Il a déjà promis sa fille à M. Hector Grivelet, jeune commis-voyageur de la pure espèce ; celui-ci dévoile les antécédents de Charles de Varennes : maîtresses, lettres de change et le reste. Le bonhomme veut et ne veut plus, et je ne sais comment cela finirait, s’il n’y avait au monde un certain Clérissau, providence damnée du jeune prodigue. Ce Méphistophélès bossu et bienveillant paie ses dettes, détourne les soupçons les mieux fondés, obscurcit les questions les plus claires, embrouille les situations les plus nettement définies. Que le lecteur sache bien qu’il n’y a rien de tout ceci dans la pièce comblée par la bosse de Grassot. Bref, il marie son protégé après avoir abominablement grisé le commis-voyageur. Or, Clérissau n’est autre qu’un créancier qui, dans sa perspicacité, a jugé qu’une riche dot paierait plus facilement les dettes du jeune homme. Tout ceci est triste, en vérité. Turlupin en eût rougi. Le public moderne a prodigieusement bâillé. Cela s’appelle un succès d’estime. Demandez plutôt au Théâtre-Français, qui s’y connaît ; témoins Jean de Bourgogne, les Spéculateurs, et tant d’autres indignités estimables.

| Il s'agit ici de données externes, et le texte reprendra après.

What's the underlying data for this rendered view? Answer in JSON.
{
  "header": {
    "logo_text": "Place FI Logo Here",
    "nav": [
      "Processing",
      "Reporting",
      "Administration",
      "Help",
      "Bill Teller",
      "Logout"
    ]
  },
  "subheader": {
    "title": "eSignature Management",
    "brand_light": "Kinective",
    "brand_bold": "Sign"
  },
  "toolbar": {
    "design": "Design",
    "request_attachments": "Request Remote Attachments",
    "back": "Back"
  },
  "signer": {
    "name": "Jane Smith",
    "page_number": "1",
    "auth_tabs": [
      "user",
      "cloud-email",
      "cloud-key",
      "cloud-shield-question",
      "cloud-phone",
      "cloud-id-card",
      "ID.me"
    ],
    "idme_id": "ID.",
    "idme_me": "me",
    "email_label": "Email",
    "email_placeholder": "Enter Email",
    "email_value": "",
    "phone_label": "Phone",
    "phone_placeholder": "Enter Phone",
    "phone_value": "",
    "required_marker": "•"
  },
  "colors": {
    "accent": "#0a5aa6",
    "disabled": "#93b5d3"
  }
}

À propos de la scène soporifique par excellence, toutes les fois que Rachel ne la transfigure pas, — il est bruit dans le monde littéraire d’une comédie en cinq actes et en vers, l’École des Familles, de M. Adolphe Dumas, refusée à l’unanimité par les comédiens les plus ordinaires qui soient. Ce refus a fait événement. MM. Victor Hugo, A. de Vigny, Alex. Dumas, et quelques autres poètes et littérateurs distingués, ont protesté contre la décision du comité. Une telle protestation est chose sérieuse. Les œuvres misérables que reçoit, par acclamation, le Théâtre-Français, sont autant de preuves accablantes d’une ineptie à laquelle il est plus que temps de soustraire la haute littérature. L’heure est venue pour la critique de stigmatiser sévèrement et unanimement cette scène abâtardie. Quant à M. Adolphe Dumas, lequel est certainement un homme intelligent et un poète consciencieux, quoique son talent réel ait souvent avorté, nous croyons devoir le féliciter du rejet de sa pièce. L’ignorance ou la mauvaise foi de tels juges fait bien augurer de l’œuvre qu’ils ont condamnée.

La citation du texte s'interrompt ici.